8.Bölüm ♛ Önemli Misafirler

Começar do início
                                    

"Aslında aklımdan çıktığını bir şekilde dile getirebilirim," dedim kaşlarımı çatarak.

Bu sırada salondaki hâlâ telaş devam ediyordu fakat hafiflemişti. Uşaklar şömineleri hararetle körüklüyor ve hizmetçiler bellerine bağladıkları önlüklerle fırından yeni çıkmış ekmekleri büyük masaya teker teker koyuyorlardı.

"Biliyorum, endişeni görebiliyorum. Bunu benden saklamana gerek yok. Bu durumda yapman gereken tek şey sakin olmak ve seni kimsenin yargılayamayacağını bilerek hareket etmen... Kendin ol. Ayrıca asla onlardan biri olduğunu söyleme. Öyle hissetmiyor olabilirsin fakat onlardan üstünsün. Onlardan biri değilsin.

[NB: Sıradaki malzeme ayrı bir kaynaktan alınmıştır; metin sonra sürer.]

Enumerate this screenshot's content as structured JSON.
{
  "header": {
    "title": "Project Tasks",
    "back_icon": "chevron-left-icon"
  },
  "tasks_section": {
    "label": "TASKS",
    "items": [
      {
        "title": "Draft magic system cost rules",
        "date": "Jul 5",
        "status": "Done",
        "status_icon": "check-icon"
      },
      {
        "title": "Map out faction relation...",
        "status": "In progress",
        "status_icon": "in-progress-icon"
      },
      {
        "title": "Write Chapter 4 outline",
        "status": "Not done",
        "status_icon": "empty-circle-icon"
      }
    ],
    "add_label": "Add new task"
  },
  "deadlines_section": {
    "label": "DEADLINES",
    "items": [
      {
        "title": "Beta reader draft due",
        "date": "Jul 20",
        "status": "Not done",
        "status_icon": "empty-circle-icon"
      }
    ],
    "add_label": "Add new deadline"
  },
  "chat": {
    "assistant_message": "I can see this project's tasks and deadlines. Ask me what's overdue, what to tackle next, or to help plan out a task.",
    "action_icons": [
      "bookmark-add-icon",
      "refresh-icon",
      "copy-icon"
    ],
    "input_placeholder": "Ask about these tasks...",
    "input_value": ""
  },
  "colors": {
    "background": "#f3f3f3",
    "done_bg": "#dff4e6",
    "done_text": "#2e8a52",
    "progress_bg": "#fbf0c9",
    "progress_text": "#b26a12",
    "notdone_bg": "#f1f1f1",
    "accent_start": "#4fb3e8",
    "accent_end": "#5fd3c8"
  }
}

Eğer bu duyguyu onlara aşılarsan, seni eleştirmeleri için önemli bir davetiye çıkarmış olursun."

Kaşlarım istemsizce çatıldı. Kraliçe Carla'nın bu mantıklı sözleri ve tavsiyeleri beynimde naralar atıyordu.

"Demem o ki kendini beğenmiş görün. Sadece olduğun şey neyse o ol. Sen Ravozski Ceylanı'sın, bu gerçekten çok önemli bir san. Meşrebin kutsallıktan geliyor. Bunu inkâr etmeye kalkışma. Diğer insanlar gibi davran, diğer insanlar ne yapıyorsa onu yap lakin hiçbir zaman başkalarına onlardan biri olduğu iddia etme."

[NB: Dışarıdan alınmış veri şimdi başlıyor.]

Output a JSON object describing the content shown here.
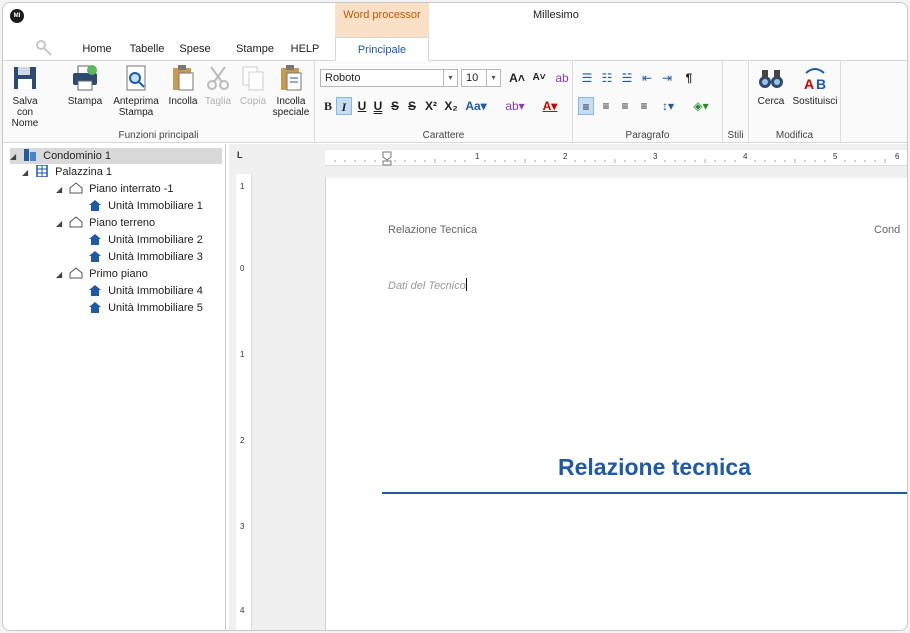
{
  "app": {
    "logo_text": "MI",
    "title": "Millesimo",
    "context_tab_header": "Word processor"
  },
  "tabs": [
    "Home",
    "Tabelle",
    "Spese",
    "Stampe",
    "HELP",
    "Principale"
  ],
  "active_tab": "Principale",
  "ribbon": {
    "funzioni": {
      "label": "Funzioni principali",
      "buttons": [
        {
          "label": "Salva con Nome",
          "icon": "save-icon"
        },
        {
          "label": "Stampa",
          "icon": "print-icon"
        },
        {
          "label": "Anteprima Stampa",
          "icon": "print-preview-icon"
        },
        {
          "label": "Incolla",
          "icon": "paste-icon"
        },
        {
          "label": "Taglia",
          "icon": "cut-icon",
          "disabled": true
        },
        {
          "label": "Copia",
          "icon": "copy-icon",
          "disabled": true
        },
        {
          "label": "Incolla speciale",
          "icon": "paste-special-icon"
        }
      ]
    },
    "carattere": {
      "label": "Carattere",
      "font": "Roboto",
      "size": "10"
    },
    "paragrafo": {
      "label": "Paragrafo"
    },
    "stili": {
      "label": "Stili"
    },
    "modifica": {
      "label": "Modifica",
      "buttons": [
        {
          "label": "Cerca",
          "icon": "binoculars-icon"
        },
        {
          "label": "Sostituisci",
          "icon": "replace-icon"
        }
      ]
    }
  },
  "tree": [
    {
      "label": "Condominio 1",
      "icon": "building-icon",
      "selected": true
    },
    {
      "label": "Palazzina 1",
      "icon": "palazzina-icon"
    },
    {
      "label": "Piano interrato -1",
      "icon": "floor-icon"
    },
    {
      "label": "Unità Immobiliare 1",
      "icon": "home-icon"
    },
    {
      "label": "Piano terreno",
      "icon": "floor-icon"
    },
    {
      "label": "Unità Immobiliare 2",
      "icon": "home-icon"
    },
    {
      "label": "Unità Immobiliare 3",
      "icon": "home-icon"
    },
    {
      "label": "Primo piano",
      "icon": "floor-icon"
    },
    {
      "label": "Unità Immobiliare 4",
      "icon": "home-icon"
    },
    {
      "label": "Unità Immobiliare 5",
      "icon": "home-icon"
    }
  ],
  "ruler": {
    "h_numbers": [
      "1",
      "2",
      "3",
      "4",
      "5",
      "6"
    ],
    "v_numbers": [
      "1",
      "0",
      "1",
      "2",
      "3",
      "4"
    ]
  },
  "document": {
    "header_left": "Relazione Tecnica",
    "header_right": "Cond",
    "dati": "Dati del Tecnico",
    "title": "Relazione tecnica"
  },
  "colors": {
    "accent": "#1e5aa8",
    "context_tab_bg": "#f9e0c7",
    "context_tab_text": "#c05a00"
  }
}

"Bu telkinleriniz için teşekkür ederim," dedim. Bu aldığım en önemli tavsiyelerden biriydi ve bunları asla unutmayacaktım. Ona minnettardım. Zihnimde ince bir dala tutunup düşme korkusuyla zangırdayarak sallanmaktansa bu tavsiyelerle ağacın kalın bir dalına erişebilir ve orada oturabilirdim.

Kraliçe Carla'nın tek kaşı kalktı, bir yandan da gülümsedi. "Kural iki, teşekkür et ancak hiçbir zaman minnettarlığını hissettirme. İnsanlar minnettarlığı hissettikleri anda ona vermek zorunda olduğun bir borcunun olduğunu sanırlar."

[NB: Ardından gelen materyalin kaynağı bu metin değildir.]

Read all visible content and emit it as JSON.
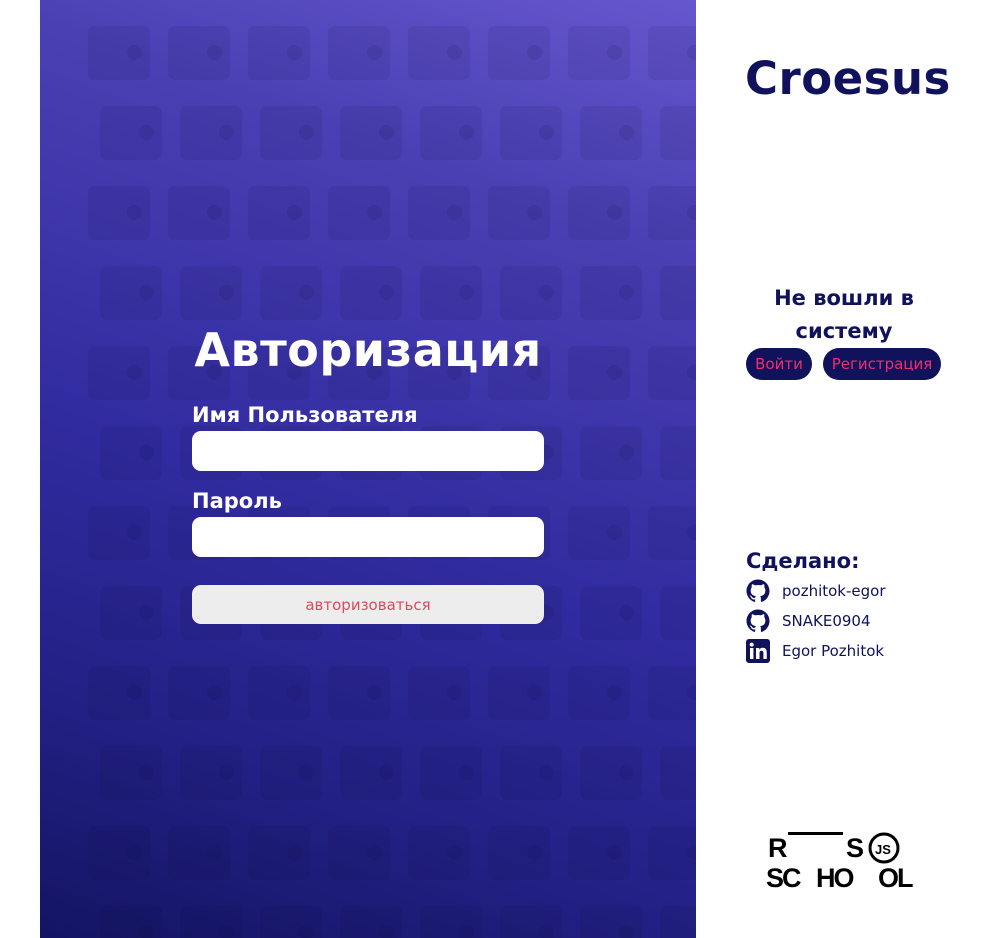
{
  "form": {
    "title": "Авторизация",
    "username_label": "Имя Пользователя",
    "username_value": "",
    "password_label": "Пароль",
    "password_value": "",
    "submit_label": "авторизоваться"
  },
  "sidebar": {
    "logo": "Croesus",
    "status_text": "Не вошли в систему",
    "login_label": "Войти",
    "register_label": "Регистрация",
    "credits_title": "Сделано:",
    "credits": [
      {
        "icon": "github-icon",
        "label": "pozhitok-egor"
      },
      {
        "icon": "github-icon",
        "label": "SNAKE0904"
      },
      {
        "icon": "linkedin-icon",
        "label": "Egor Pozhitok"
      }
    ],
    "school_logo_text": "RS SCHOOL JS"
  },
  "colors": {
    "navy": "#10125c",
    "accent_pink": "#ee2f6a",
    "submit_text": "#e0495d",
    "panel_top": "#6757cf",
    "panel_bottom": "#141463"
  }
}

Kaşlarımı kaldırarak ona baktım. Bu zekiliği ya da hayata, insanlara karşı olan tecrübesi ona bir kez daha hayran kalmamı sağlamıştı.

Salona hızla gelen bir görevli Kraliçe Carla'nın yanında biterek konuşmamızı böldü. "Konuklar Yad Kulesi'nden çıkmışlar ve buraya gelmek için hazırlarmış, majesteleri."

Kraliçe Carla'nın gözleri bir anlığına pörtledi ve ardından yeşilleri salonda gezindi. Ardından sessizce bir oh çekti. "Tamam, her şey hazır zaten... Salondaki görevli hizmetçiler hariç herkesin çekilmesini ve Morth ile Talia'nın derhal gelmesini söyle."

Görevli ona ve bana reverans yapıp Kraliçe Carla'nın dediklerini yapmak için hareketlendi.

"Ah şu çocuk!" diye söylendi Carla. "Bir aya kalmadan bu ülkenin başına geçip koskoca bir insan topluluğunu yönetecek ancak hâlâ aklını başına toplamamış bir züppe gibi davranıyor. Saat kaç oldu, hâlâ salonda değil. Onun bu halleri beni deli ediyor!"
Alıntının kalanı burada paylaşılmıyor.